Pregnancy & Breastfeeding use

There are no adequate and well‐controlled studies in pregnant women of the effect of bupivacaine hydrochloride on the developing fetus. Bupivacaine should not therefore be given in early pregnancy only if the potential benefit justifies the potential risk to the fetus. Bupivacaine enters the mother's milk, but in such small quantities that there is no risk of affecting the child at therapeutic dose levels.

Contraindication

Hypersensitivity to Bupivacaine, other amide type local anaesthetics or other components of these preparations; Intravenous regional anaesthesia; obstetrical paracervical block anaesthesia.

Special Warning

Paediatrics: For children a reduced dose based on body weight and surface area should be used. The dosage should be calculated for each patient individually and modified in accordance with the physician's experience and knowledge of the patient.

Geriatrics: A reduction in dosage may be necessary for elderly patients especially those with compromised cardiovascular and/or hepatic function. Where epidural administration is to be used, a small dose may provide sufficient anaesthesia.

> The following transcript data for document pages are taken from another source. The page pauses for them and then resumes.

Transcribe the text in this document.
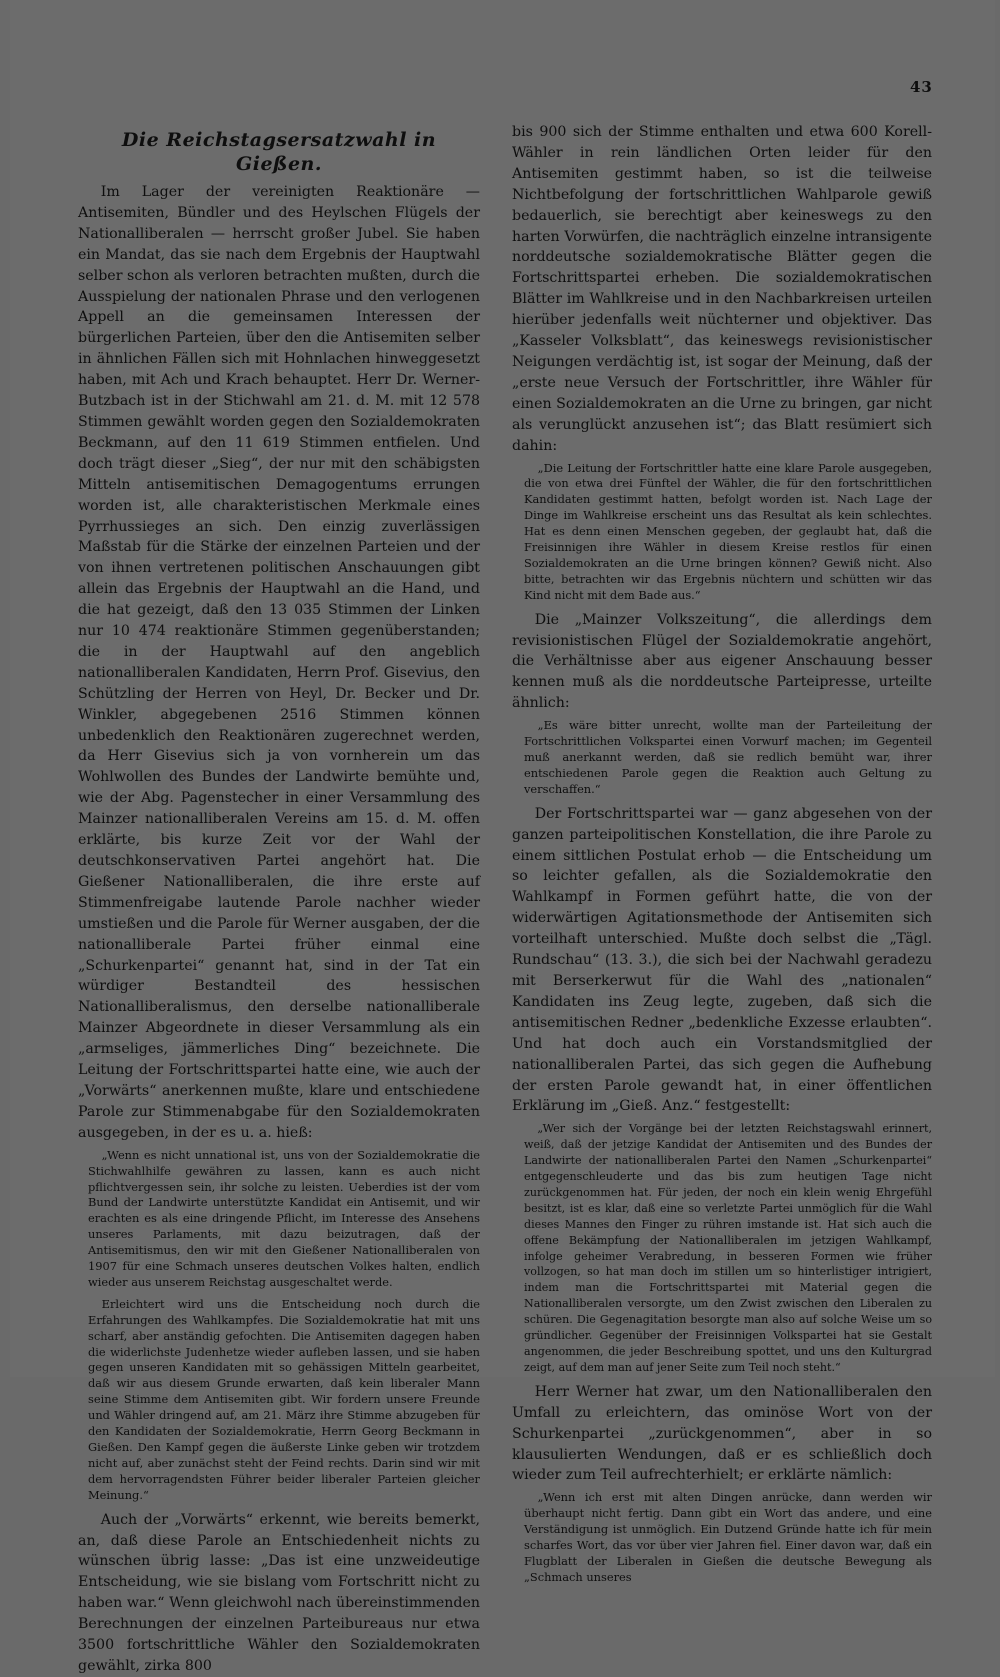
43
Die Reichstagsersatzwahl in Gießen.

Im Lager der vereinigten Reaktionäre — Antisemiten, Bündler und des Heylschen Flügels der Nationalliberalen — herrscht großer Jubel. Sie haben ein Mandat, das sie nach dem Ergebnis der Hauptwahl selber schon als verloren betrachten mußten, durch die Ausspielung der nationalen Phrase und den verlogenen Appell an die gemeinsamen Interessen der bürgerlichen Parteien, über den die Antisemiten selber in ähnlichen Fällen sich mit Hohnlachen hinweggesetzt haben, mit Ach und Krach behauptet. Herr Dr. Werner-Butzbach ist in der Stichwahl am 21. d. M. mit 12 578 Stimmen gewählt worden gegen den Sozialdemokraten Beckmann, auf den 11 619 Stimmen entfielen. Und doch trägt dieser „Sieg“, der nur mit den schäbigsten Mitteln antisemitischen Demagogentums errungen worden ist, alle charakteristischen Merkmale eines Pyrrhussieges an sich. Den einzig zuverlässigen Maßstab für die Stärke der einzelnen Parteien und der von ihnen vertretenen politischen Anschauungen gibt allein das Ergebnis der Hauptwahl an die Hand, und die hat gezeigt, daß den 13 035 Stimmen der Linken nur 10 474 reaktionäre Stimmen gegenüberstanden; die in der Hauptwahl auf den angeblich nationalliberalen Kandidaten, Herrn Prof. Gisevius, den Schützling der Herren von Heyl, Dr. Becker und Dr. Winkler, abgegebenen 2516 Stimmen können unbedenklich den Reaktionären zugerechnet werden, da Herr Gisevius sich ja von vornherein um das Wohlwollen des Bundes der Landwirte bemühte und, wie der Abg. Pagenstecher in einer Versammlung des Mainzer nationalliberalen Vereins am 15. d. M. offen erklärte, bis kurze Zeit vor der Wahl der deutschkonservativen Partei angehört hat. Die Gießener Nationalliberalen, die ihre erste auf Stimmenfreigabe lautende Parole nachher wieder umstießen und die Parole für Werner ausgaben, der die nationalliberale Partei früher einmal eine „Schurkenpartei“ genannt hat, sind in der Tat ein würdiger Bestandteil des hessischen Nationalliberalismus, den derselbe nationalliberale Mainzer Abgeordnete in dieser Versammlung als ein „armseliges, jämmerliches Ding“ bezeichnete. Die Leitung der Fortschrittspartei hatte eine, wie auch der „Vorwärts“ anerkennen mußte, klare und entschiedene Parole zur Stimmenabgabe für den Sozialdemokraten ausgegeben, in der es u. a. hieß:

„Wenn es nicht unnational ist, uns von der Sozialdemokratie die Stichwahlhilfe gewähren zu lassen, kann es auch nicht pflichtvergessen sein, ihr solche zu leisten. Ueberdies ist der vom Bund der Landwirte unterstützte Kandidat ein Antisemit, und wir erachten es als eine dringende Pflicht, im Interesse des Ansehens unseres Parlaments, mit dazu beizutragen, daß der Antisemitismus, den wir mit den Gießener Nationalliberalen von 1907 für eine Schmach unseres deutschen Volkes halten, endlich wieder aus unserem Reichstag ausgeschaltet werde.

Erleichtert wird uns die Entscheidung noch durch die Erfahrungen des Wahlkampfes. Die Sozialdemokratie hat mit uns scharf, aber anständig gefochten. Die Antisemiten dagegen haben die widerlichste Judenhetze wieder aufleben lassen, und sie haben gegen unseren Kandidaten mit so gehässigen Mitteln gearbeitet, daß wir aus diesem Grunde erwarten, daß kein liberaler Mann seine Stimme dem Antisemiten gibt. Wir fordern unsere Freunde und Wähler dringend auf, am 21. März ihre Stimme abzugeben für den Kandidaten der Sozialdemokratie, Herrn Georg Beckmann in Gießen. Den Kampf gegen die äußerste Linke geben wir trotzdem nicht auf, aber zunächst steht der Feind rechts. Darin sind wir mit dem hervorragendsten Führer beider liberaler Parteien gleicher Meinung.“

Auch der „Vorwärts“ erkennt, wie bereits bemerkt, an, daß diese Parole an Entschiedenheit nichts zu wünschen übrig lasse: „Das ist eine unzweideutige Entscheidung, wie sie bislang vom Fortschritt nicht zu haben war.“ Wenn gleichwohl nach übereinstimmenden Berechnungen der einzelnen Parteibureaus nur etwa 3500 fortschrittliche Wähler den Sozialdemokraten gewählt, zirka 800

bis 900 sich der Stimme enthalten und etwa 600 Korell-Wähler in rein ländlichen Orten leider für den Antisemiten gestimmt haben, so ist die teilweise Nichtbefolgung der fortschrittlichen Wahlparole gewiß bedauerlich, sie berechtigt aber keineswegs zu den harten Vorwürfen, die nachträglich einzelne intransigente norddeutsche sozialdemokratische Blätter gegen die Fortschrittspartei erheben. Die sozialdemokratischen Blätter im Wahlkreise und in den Nachbarkreisen urteilen hierüber jedenfalls weit nüchterner und objektiver. Das „Kasseler Volksblatt“, das keineswegs revisionistischer Neigungen verdächtig ist, ist sogar der Meinung, daß der „erste neue Versuch der Fortschrittler, ihre Wähler für einen Sozialdemokraten an die Urne zu bringen, gar nicht als verunglückt anzusehen ist“; das Blatt resümiert sich dahin:

„Die Leitung der Fortschrittler hatte eine klare Parole ausgegeben, die von etwa drei Fünftel der Wähler, die für den fortschrittlichen Kandidaten gestimmt hatten, befolgt worden ist. Nach Lage der Dinge im Wahlkreise erscheint uns das Resultat als kein schlechtes. Hat es denn einen Menschen gegeben, der geglaubt hat, daß die Freisinnigen ihre Wähler in diesem Kreise restlos für einen Sozialdemokraten an die Urne bringen können? Gewiß nicht. Also bitte, betrachten wir das Ergebnis nüchtern und schütten wir das Kind nicht mit dem Bade aus.“

Die „Mainzer Volkszeitung“, die allerdings dem revisionistischen Flügel der Sozialdemokratie angehört, die Verhältnisse aber aus eigener Anschauung besser kennen muß als die norddeutsche Parteipresse, urteilte ähnlich:

„Es wäre bitter unrecht, wollte man der Parteileitung der Fortschrittlichen Volkspartei einen Vorwurf machen; im Gegenteil muß anerkannt werden, daß sie redlich bemüht war, ihrer entschiedenen Parole gegen die Reaktion auch Geltung zu verschaffen.“

Der Fortschrittspartei war — ganz abgesehen von der ganzen parteipolitischen Konstellation, die ihre Parole zu einem sittlichen Postulat erhob — die Entscheidung um so leichter gefallen, als die Sozialdemokratie den Wahlkampf in Formen geführt hatte, die von der widerwärtigen Agitationsmethode der Antisemiten sich vorteilhaft unterschied. Mußte doch selbst die „Tägl. Rundschau“ (13. 3.), die sich bei der Nachwahl geradezu mit Berserkerwut für die Wahl des „nationalen“ Kandidaten ins Zeug legte, zugeben, daß sich die antisemitischen Redner „bedenkliche Exzesse erlaubten“. Und hat doch auch ein Vorstandsmitglied der nationalliberalen Partei, das sich gegen die Aufhebung der ersten Parole gewandt hat, in einer öffentlichen Erklärung im „Gieß. Anz.“ festgestellt:

„Wer sich der Vorgänge bei der letzten Reichstagswahl erinnert, weiß, daß der jetzige Kandidat der Antisemiten und des Bundes der Landwirte der nationalliberalen Partei den Namen „Schurkenpartei“ entgegenschleuderte und das bis zum heutigen Tage nicht zurückgenommen hat. Für jeden, der noch ein klein wenig Ehrgefühl besitzt, ist es klar, daß eine so verletzte Partei unmöglich für die Wahl dieses Mannes den Finger zu rühren imstande ist. Hat sich auch die offene Bekämpfung der Nationalliberalen im jetzigen Wahlkampf, infolge geheimer Verabredung, in besseren Formen wie früher vollzogen, so hat man doch im stillen um so hinterlistiger intrigiert, indem man die Fortschrittspartei mit Material gegen die Nationalliberalen versorgte, um den Zwist zwischen den Liberalen zu schüren. Die Gegenagitation besorgte man also auf solche Weise um so gründlicher. Gegenüber der Freisinnigen Volkspartei hat sie Gestalt angenommen, die jeder Beschreibung spottet, und uns den Kulturgrad zeigt, auf dem man auf jener Seite zum Teil noch steht.“

Herr Werner hat zwar, um den Nationalliberalen den Umfall zu erleichtern, das ominöse Wort von der Schurkenpartei „zurückgenommen“, aber in so klausulierten Wendungen, daß er es schließlich doch wieder zum Teil aufrechterhielt; er erklärte nämlich:

„Wenn ich erst mit alten Dingen anrücke, dann werden wir überhaupt nicht fertig. Dann gibt ein Wort das andere, und eine Verständigung ist unmöglich. Ein Dutzend Gründe hatte ich für mein scharfes Wort, das vor über vier Jahren fiel. Einer davon war, daß ein Flugblatt der Liberalen in Gießen die deutsche Bewegung als „Schmach unseres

Impaired hepatic function: Although bupivacaine is metabolised by the liver, dosage reduction is probably not warranted. However, caution should be exercised with repeated doses.

Impaired renal function: Impairment of renal function is unlikely to affect bupivacaine clearance in the short term (up to 24 hours). However, toxicity due to accumulation may develop with prolonged or repeated administration.